LEXX experienced a severe cash burn with stockholders' equity declining by nearly two-thirds while revenue grew substantially.
The company consumed approximately $5 million in cash over the year despite revenue growth that was substantially higher, indicating significant operational cash burn that raises questions about runway and capital needs. The dramatic decline in total assets and equity suggests the company is burning through its capital base faster than it can generate returns from its DehydraTECH drug delivery platform.

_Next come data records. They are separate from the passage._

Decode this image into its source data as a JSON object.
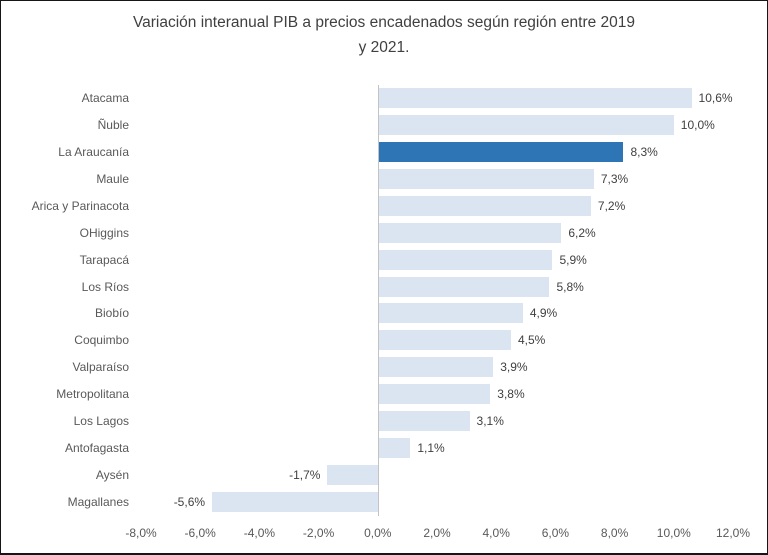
{
  "chart_data": {
    "type": "bar",
    "orientation": "horizontal",
    "title": "Variación interanual PIB a precios encadenados según región entre 2019 y 2021.",
    "title_lines": [
      "Variación interanual PIB a precios encadenados según región entre 2019",
      "y 2021."
    ],
    "categories": [
      "Atacama",
      "Ñuble",
      "La Araucanía",
      "Maule",
      "Arica y Parinacota",
      "OHiggins",
      "Tarapacá",
      "Los Ríos",
      "Biobío",
      "Coquimbo",
      "Valparaíso",
      "Metropolitana",
      "Los Lagos",
      "Antofagasta",
      "Aysén",
      "Magallanes"
    ],
    "values": [
      10.6,
      10.0,
      8.3,
      7.3,
      7.2,
      6.2,
      5.9,
      5.8,
      4.9,
      4.5,
      3.9,
      3.8,
      3.1,
      1.1,
      -1.7,
      -5.6
    ],
    "value_labels": [
      "10,6%",
      "10,0%",
      "8,3%",
      "7,3%",
      "7,2%",
      "6,2%",
      "5,9%",
      "5,8%",
      "4,9%",
      "4,5%",
      "3,9%",
      "3,8%",
      "3,1%",
      "1,1%",
      "-1,7%",
      "-5,6%"
    ],
    "highlight_index": 2,
    "highlighted_category": "La Araucanía",
    "xlabel": "",
    "ylabel": "",
    "xlim": [
      -8,
      12
    ],
    "x_tick_values": [
      -8,
      -6,
      -4,
      -2,
      0,
      2,
      4,
      6,
      8,
      10,
      12
    ],
    "x_tick_labels": [
      "-8,0%",
      "-6,0%",
      "-4,0%",
      "-2,0%",
      "0,0%",
      "2,0%",
      "4,0%",
      "6,0%",
      "8,0%",
      "10,0%",
      "12,0%"
    ],
    "grid": "off",
    "legend": "none",
    "colors": {
      "bar": "#dbe5f1",
      "highlight": "#2e75b6",
      "axis_line": "#c3c3c3",
      "title_text": "#404040",
      "category_text": "#595959",
      "tick_text": "#595959",
      "value_text": "#404040",
      "background": "#ffffff"
    }
  }
}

LEXX shows a troubling financial picture with total assets declining from $8.9M to $4.2M and stockholders' equity falling from $8.0M to $3.0M, indicating substantial cash consumption. While revenue and gross profit grew meaningfully, this growth was insufficient to offset the significant operational cash burn. The company's financial position has deteriorated markedly despite business development progress, suggesting potential funding needs in the near term.
Equity declined sharply — large losses, buybacks, or write-downs reducing book value significantly.
Current assets declined 56.1% — monitor working capital adequacy and short-term liquidity.
Gross profit expanding — improving pricing power or product mix shift toward higher-margin offerings.
Total assets contracted 52.9% — asset sales, write-downs, or balance sheet optimization underway.
Strong top-line growth of 52% — accelerating demand or successful expansion into new markets.
Cash declined 46.8% — significant cash burn or deployment; verify adequacy of remaining liquidity runway.
Capex reduced 42.7% — investment cycle winding down or capital discipline; may improve near-term free cash flow.
Current liabilities surged 35.8% — significant near-term obligations; verify ability to meet short-term debt.
Liabilities grew 30.1% — significant increase in debt or obligations, assess impact on financial flexibility.